With Chief Justice TS Thakur making it clear the Supreme Court means business, BCCI members will sit down on Friday with all seriousness to consider the implementation of the new Memorandum of Association and Rules and Regulations, recommended by the Justice RM Lodha panel.
BCCI’s usual air of confidence was on display even a week ago when at its AGM, in defiance of the Lodha panel’s recommendations, appointed a senior selection committee which includes two with no Test experience.
However, Saturday’s Emergent Special General Meeting is expected to be subdued. It will have one agenda: of taking a consensus among the state associations on the adoption of the new reforms. Following Supreme Court’s hard talk on Wednesday, most of the members see no option but to adhere to the reforms. However, they are curious about what plan the BCCI’s leadership presents.
There are three options in front of the BCCI: to accept all the changes in constitution, or to vote against it and brazen it out on the next hearing on October 6, or to request the Supreme Court of its willingness to make the constitutional changes with a few amendments. The bench has given BCCI time till October 6 to file its reply to the Lodha panel’s status report, which has recommended structural reforms in the Board.

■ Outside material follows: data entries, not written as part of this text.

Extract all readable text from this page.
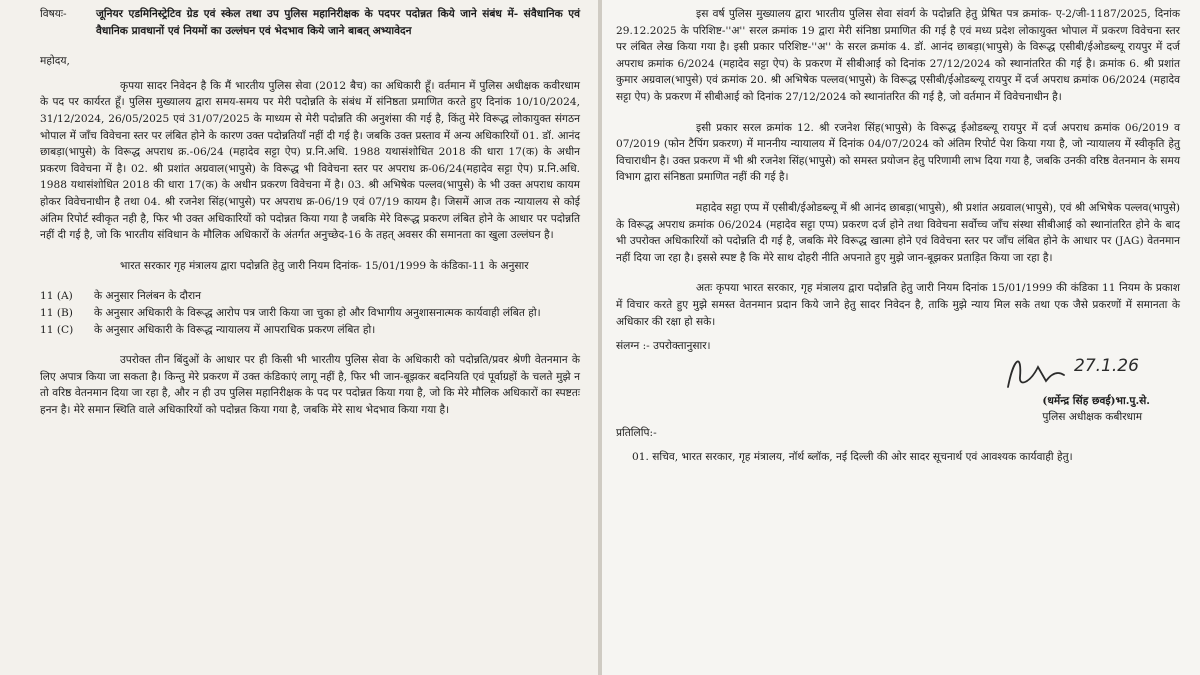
विषयः-	जूनियर एडमिनिस्ट्रेटिव ग्रेड एवं स्केल तथा उप पुलिस महानिरीक्षक के पदपर पदोन्नत किये जाने संबंध में- संवैधानिक एवं वैधानिक प्रावधानों एवं नियमों का उल्लंघन एवं भेदभाव किये जाने बाबत् अभ्यावेदन

महोदय,

कृपया सादर निवेदन है कि मैं भारतीय पुलिस सेवा (2012 बैच) का अधिकारी हूँ। वर्तमान में पुलिस अधीक्षक कवीरधाम के पद पर कार्यरत हूँ। पुलिस मुख्यालय द्वारा समय-समय पर मेरी पदोन्नति के संबंध में संनिष्ठता प्रमाणित करते हुए दिनांक 10/10/2024, 31/12/2024, 26/05/2025 एवं 31/07/2025 के माध्यम से मेरी पदोन्नति की अनुशंसा की गई है, किंतु मेरे विरूद्ध लोकायुक्त संगठन भोपाल में जाँच विवेचना स्तर पर लंबित होने के कारण उक्त पदोन्नतियाँ नहीं दी गई है। जबकि उक्त प्रस्ताव में अन्य अधिकारियों 01. डॉ. आनंद छाबड़ा(भापुसे) के विरूद्ध अपराध क्र.-06/24 (महादेव सट्टा ऐप) प्र.नि.अधि. 1988 यथासंशोधित 2018 की धारा 17(क) के अधीन प्रकरण विवेचना में है। 02. श्री प्रशांत अग्रवाल(भापुसे) के विरूद्ध भी विवेचना स्तर पर अपराध क्र-06/24(महादेव सट्टा ऐप) प्र.नि.अधि. 1988 यथासंशोधित 2018 की धारा 17(क) के अधीन प्रकरण विवेचना में है। 03. श्री अभिषेक पल्लव(भापुसे) के भी उक्त अपराध कायम होकर विवेचनाधीन है तथा 04. श्री रजनेश सिंह(भापुसे) पर अपराध क्र-06/19 एवं 07/19 कायम है। जिसमें आज तक न्यायालय से कोई अंतिम रिपोर्ट स्वीकृत नही है, फिर भी उक्त अधिकारियों को पदोन्नत किया गया है जबकि मेरे विरूद्ध प्रकरण लंबित होने के आधार पर पदोन्नति नहीं दी गई है, जो कि भारतीय संविधान के मौलिक अधिकारों के अंतर्गत अनुच्छेद-16 के तहत् अवसर की समानता का खुला उल्लंघन है।

भारत सरकार गृह मंत्रालय द्वारा पदोन्नति हेतु जारी नियम दिनांक- 15/01/1999 के कंडिका-11 के अनुसार

11 (A)	के अनुसार निलंबन के दौरान

11 (B)	के अनुसार अधिकारी के विरूद्ध आरोप पत्र जारी किया जा चुका हो और विभागीय अनुशासनात्मक कार्यवाही लंबित हो।

11 (C)	के अनुसार अधिकारी के विरूद्ध न्यायालय में आपराधिक प्रकरण लंबित हो।

उपरोक्त तीन बिंदुओं के आधार पर ही किसी भी भारतीय पुलिस सेवा के अधिकारी को पदोन्नति/प्रवर श्रेणी वेतनमान के लिए अपात्र किया जा सकता है। किन्तु मेरे प्रकरण में उक्त कंडिकाएं लागू नहीं है, फिर भी जान-बूझकर बदनियति एवं पूर्वाग्रहों के चलते मुझे न तो वरिष्ठ वेतनमान दिया जा रहा है, और न ही उप पुलिस महानिरीक्षक के पद पर पदोन्नत किया गया है, जो कि मेरे मौलिक अधिकारों का स्पष्टतः हनन है। मेरे समान स्थिति वाले अधिकारियों को पदोन्नत किया गया है, जबकि मेरे साथ भेदभाव किया गया है।

इस वर्ष पुलिस मुख्यालय द्वारा भारतीय पुलिस सेवा संवर्ग के पदोन्नति हेतु प्रेषित पत्र क्रमांक- ए-2/जी-1187/2025, दिनांक 29.12.2025 के परिशिष्ट-''अ'' सरल क्रमांक 19 द्वारा मेरी संनिष्ठा प्रमाणित की गई है एवं मध्य प्रदेश लोकायुक्त भोपाल में प्रकरण विवेचना स्तर पर लंबित लेख किया गया है। इसी प्रकार परिशिष्ट-''अ'' के सरल क्रमांक 4. डॉ. आनंद छाबड़ा(भापुसे) के विरूद्ध एसीबी/ईओडब्ल्यू रायपुर में दर्ज अपराध क्रमांक 6/2024 (महादेव सट्टा ऐप) के प्रकरण में सीबीआई को दिनांक 27/12/2024 को स्थानांतरित की गई है। क्रमांक 6. श्री प्रशांत कुमार अग्रवाल(भापुसे) एवं क्रमांक 20. श्री अभिषेक पल्लव(भापुसे) के विरूद्ध एसीबी/ईओडब्ल्यू रायपुर में दर्ज अपराध क्रमांक 06/2024 (महादेव सट्टा ऐप) के प्रकरण में सीबीआई को दिनांक 27/12/2024 को स्थानांतरित की गई है, जो वर्तमान में विवेचनाधीन है।

इसी प्रकार सरल क्रमांक 12. श्री रजनेश सिंह(भापुसे) के विरूद्ध ईओडब्ल्यू रायपुर में दर्ज अपराध क्रमांक 06/2019 व 07/2019 (फोन टैपिंग प्रकरण) में माननीय न्यायालय में दिनांक 04/07/2024 को अंतिम रिपोर्ट पेश किया गया है, जो न्यायालय में स्वीकृति हेतु विचाराधीन है। उक्त प्रकरण में भी श्री रजनेश सिंह(भापुसे) को समस्त प्रयोजन हेतु परिणामी लाभ दिया गया है, जबकि उनकी वरिष्ठ वेतनमान के समय विभाग द्वारा संनिष्ठता प्रमाणित नहीं की गई है।

महादेव सट्टा एप्प में एसीबी/ईओडब्ल्यू में श्री आनंद छाबड़ा(भापुसे), श्री प्रशांत अग्रवाल(भापुसे), एवं श्री अभिषेक पल्लव(भापुसे) के विरूद्ध अपराध क्रमांक 06/2024 (महादेव सट्टा एप्प) प्रकरण दर्ज होने तथा विवेचना सर्वोच्च जाँच संस्था सीबीआई को स्थानांतरित होने के बाद भी उपरोक्त अधिकारियों को पदोन्नति दी गई है, जबकि मेरे विरूद्ध खात्मा होने एवं विवेचना स्तर पर जाँच लंबित होने के आधार पर (JAG) वेतनमान नहीं दिया जा रहा है। इससे स्पष्ट है कि मेरे साथ दोहरी नीति अपनाते हुए मुझे जान-बूझकर प्रताड़ित किया जा रहा है।

अतः कृपया भारत सरकार, गृह मंत्रालय द्वारा पदोन्नति हेतु जारी नियम दिनांक 15/01/1999 की कंडिका 11 नियम के प्रकाश में विचार करते हुए मुझे समस्त वेतनमान प्रदान किये जाने हेतु सादर निवेदन है, ताकि मुझे न्याय मिल सके तथा एक जैसे प्रकरणों में समानता के अधिकार की रक्षा हो सके।

संलग्न :- उपरोक्तानुसार।

27.1.26

(धर्मेन्द्र सिंह छवई)भा.पु.से.

पुलिस अधीक्षक कबीरधाम

प्रतिलिपि:-

01. सचिव, भारत सरकार, गृह मंत्रालय, नॉर्थ ब्लॉक, नई दिल्ली की ओर सादर सूचनार्थ एवं आवश्यक कार्यवाही हेतु।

Reaching a consensus will be a challenge for BCCI president Anurag Thakur and secretary Ajay Shirke. Most state associations have some issues or the other in implementing the recommendations. The units most affected are the states of Maharashtra and Gujarat, owing to the one state, one vote policy.
Mumbai, Maharashtra and Vidarbha will have one vote among them as will Baroda, Gujarat and Saurashtra.
Why would the units from South or North be concerned with the West Zone’s problem? In fact, there’s no consensus even among the West Zone members. While BCCI will be having their meeting, Vidarbha will be holding their own Special General Meeting to vote for going ahead with the implementation of the reforms.
As a South Zone official remarked: “The one state, one vote change is not affecting us. Anyway, there’s not much that can be done except follow the Court ruling. Whatever is recommended, and depending on the decision taken in the SGM we are prepared to implement.”
The rule which is affecting all the state associations is the term of nine years with a cooling-off period after three. If it is adopted, 16 of the 19 Vidarbha members will be out. In Tamil Nadu, 95% of the current office bearers will be disqualified, including president N Srinivasan (who is also above the age restriction of 70 years).
Hence, in the SGM, the members could decide to convey to the Supreme Court on October 6 that they are prepared to make amendments with this exception.
It is learnt that in the SGM, the BCCI is not going to review the transactions conducted and appointments made in their Annual General Meeting. There’s no provision for doing it in the SGM.
The BCCI will be also be finalising their point-by-point reply to the status report to come up with strong arguments on the October 6 hearing.
It remains to be seen if Shirke will offer to resign following the Court’s declaration that any new appointment carried out during the AGM will be quashed. Shrike was elected secretary unopposed on September 21.